Egyptologist Robert Ritner passed away on July 25.
Foy Scalf (NELC PhD ’14), Research Associate, Head of Research Archives, and Head of the Integrated Database Project at the Oriental Institute has prepared this remembrance:
Robert Kriech Ritner, Jr., born in Houston on May 5, 1953 to Robert (“Bob”) Kriech Ritner (November 16, 1923–June 5, 2006) and Margaret Ritner (née Shelton) (October 8, 1929–October 31, 2013), died peacefully on July 25, 2021 at Northwestern Memorial Hospital in Chicago after battling illness. He is survived by his younger brother Rick, his sister-in-law Jody, his nieces Michele, Nicole, and Alyssa, cousins, and beloved dog Sheshonq.
Robert held the Rowe Professorship of Egyptology at the Oriental Institute of the University of Chicago, where he received his PhD in 1987. He lived with a passion for his intellectual pursuits and considered himself an “Egyptophile” by the time he was in the second grade in Houston. He fueled his interests by repeated visits to the Egyptian revival architecture of Houston’s Metropolitan Theater. In high school, he was involved in theater and the debate team, skills which he honed to the benefit of his future career. After using the Houston Public Library to further his knowledge of ancient Egypt, Robert followed in the footsteps of his father by studying at Rice University, where he earned his BA with honors in 1975, majoring in psychology with an “unofficial” minor in Medieval studies. His unofficial minor led to Robert’s first publication in 1976 about the spread of Coptic Egyptian influence to Ireland.
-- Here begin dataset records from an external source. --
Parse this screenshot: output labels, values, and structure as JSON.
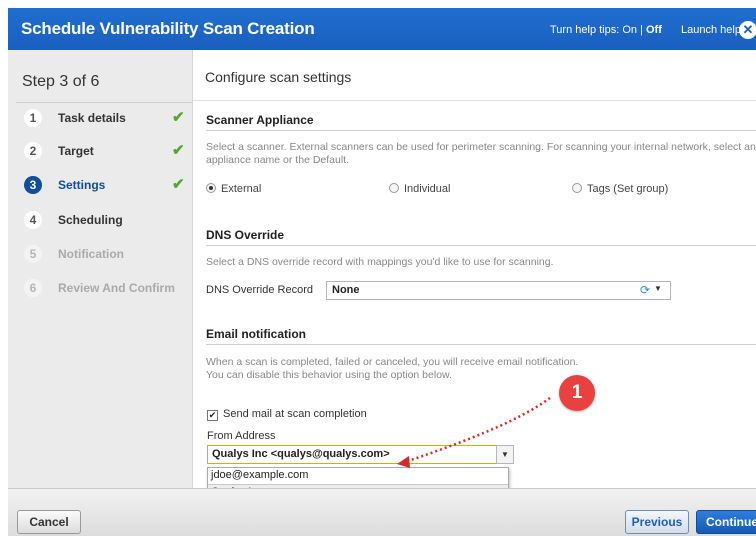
{
  "window": {
    "title": "Schedule Vulnerability Scan Creation",
    "help_tips_prefix": "Turn help tips: On | ",
    "help_tips_off": "Off",
    "launch_help": "Launch help",
    "close_glyph": "✕"
  },
  "wizard": {
    "step_header": "Step 3 of 6",
    "steps": [
      {
        "num": "1",
        "label": "Task details",
        "state": "done"
      },
      {
        "num": "2",
        "label": "Target",
        "state": "done"
      },
      {
        "num": "3",
        "label": "Settings",
        "state": "active"
      },
      {
        "num": "4",
        "label": "Scheduling",
        "state": "pending"
      },
      {
        "num": "5",
        "label": "Notification",
        "state": "disabled"
      },
      {
        "num": "6",
        "label": "Review And Confirm",
        "state": "disabled"
      }
    ],
    "check_glyph": "✔"
  },
  "main": {
    "page_title": "Configure scan settings",
    "scanner": {
      "heading": "Scanner Appliance",
      "description": "Select a scanner. External scanners can be used for perimeter scanning. For scanning your internal network, select an appliance name or the Default.",
      "options": [
        "External",
        "Individual",
        "Tags (Set group)"
      ],
      "selected": "External"
    },
    "dns": {
      "heading": "DNS Override",
      "description": "Select a DNS override record with mappings you'd like to use for scanning.",
      "field_label": "DNS Override Record",
      "value": "None"
    },
    "email": {
      "heading": "Email notification",
      "description_line1": "When a scan is completed, failed or canceled, you will receive email notification.",
      "description_line2": "You can disable this behavior using the option below.",
      "checkbox_label": "Send mail at scan completion",
      "checkbox_checked": true,
      "from_label": "From Address",
      "from_value": "Qualys Inc <qualys@qualys.com>",
      "dropdown_options": [
        "jdoe@example.com",
        "Qualys Inc"
      ]
    }
  },
  "footer": {
    "cancel": "Cancel",
    "previous": "Previous",
    "continue": "Continue"
  },
  "annotation": {
    "badge": "1",
    "color": "#e94040"
  },
  "colors": {
    "title_bar": "#1a5fbf",
    "active_step": "#0e4e9b",
    "done_check": "#54a82e"
  }
}
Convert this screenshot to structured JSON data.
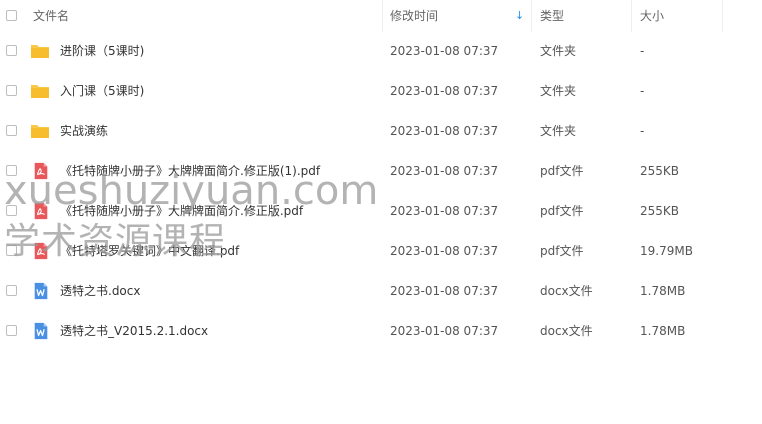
{
  "header": {
    "name_label": "文件名",
    "modified_label": "修改时间",
    "type_label": "类型",
    "size_label": "大小",
    "sort_indicator": "↓"
  },
  "files": [
    {
      "name": "进阶课（5课时)",
      "date": "2023-01-08 07:37",
      "type": "文件夹",
      "size": "-",
      "icon": "folder-icon"
    },
    {
      "name": "入门课（5课时)",
      "date": "2023-01-08 07:37",
      "type": "文件夹",
      "size": "-",
      "icon": "folder-icon"
    },
    {
      "name": "实战演练",
      "date": "2023-01-08 07:37",
      "type": "文件夹",
      "size": "-",
      "icon": "folder-icon"
    },
    {
      "name": "《托特随牌小册子》大牌牌面简介.修正版(1).pdf",
      "date": "2023-01-08 07:37",
      "type": "pdf文件",
      "size": "255KB",
      "icon": "pdf-icon"
    },
    {
      "name": "《托特随牌小册子》大牌牌面简介.修正版.pdf",
      "date": "2023-01-08 07:37",
      "type": "pdf文件",
      "size": "255KB",
      "icon": "pdf-icon"
    },
    {
      "name": "《托特塔罗关键词》中文翻译.pdf",
      "date": "2023-01-08 07:37",
      "type": "pdf文件",
      "size": "19.79MB",
      "icon": "pdf-icon"
    },
    {
      "name": "透特之书.docx",
      "date": "2023-01-08 07:37",
      "type": "docx文件",
      "size": "1.78MB",
      "icon": "word-doc-icon"
    },
    {
      "name": "透特之书_V2015.2.1.docx",
      "date": "2023-01-08 07:37",
      "type": "docx文件",
      "size": "1.78MB",
      "icon": "word-doc-icon"
    }
  ],
  "watermark": {
    "line1": "xueshuziyuan.com",
    "line2": "学术资源课程"
  },
  "colors": {
    "folder": "#f9c846",
    "pdf": "#e8585a",
    "word": "#4a90e2",
    "sort_accent": "#2d8cf0"
  }
}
Robert remained a fiercely proud Texan and was a member of the Descendants of Austin’s Old 300 dedicated to the first settlers to receive land grants.
From Rice, Robert went on to study at the Oriental Institute of the University of Chicago in 1976, where he studied with Klaus Baer, Ed Wente, Janet Johnson, and George Hughes, receiving his PhD with honors in 1987. The revised version of his dissertation, published as The Mechanics of Ancient Egyptian Magical Practice in 1993, is one of the most influential volumes in the study of ancient Egyptian religion, magic, and culture, launching a renaissance in the field and remaining an Oriental Institute “bestseller” to this day. This book appeared while Robert served as the Marilyn M. Simpson Assistant Professor of Egyptology at Yale, from 1991–1996. He returned to the University of Chicago in 1996 and spent the rest of his academic career at the Oriental Institute where he became Associate Professor in 2001, Full Professor in 2004, and Rowe Professor of Egyptology in 2019. Receiving the inaugural Rowe Professorship at the Oriental Institute centennial gala was one of the proudest moments of Robert’s career. His many books, articles, classes, and lectures have left an indelible mark on Egyptology, his colleagues, and his countless students. Many future generations will continue to be influenced by his work.
Everyone who met Robert knew that his love of Egypt infused all areas of his life, from the name of his constant companion Sheshonq to his extensive collection of Egyptomaina objects and kitsch that decorated his home and office. He was a dazzling and entertaining public speaker, lecturer, and teacher. His students remember him as rigorous, but joyous, bringing a sense of fun and excitement to the academic journey. His wonderful sense of humor was on full display each Halloween as Robert and Sheshonq arrived at class dressed as mummies or pharaohs. Robert made many devoted friends in Egypt, Turkey, and wherever his work took him. He was embedded into the very fabric of the Oriental Institute, its Egyptology program, and the greater Chicago community. It is impossible to imagine them without him. He will be sorely missed and fondly remembered by all those who knew him.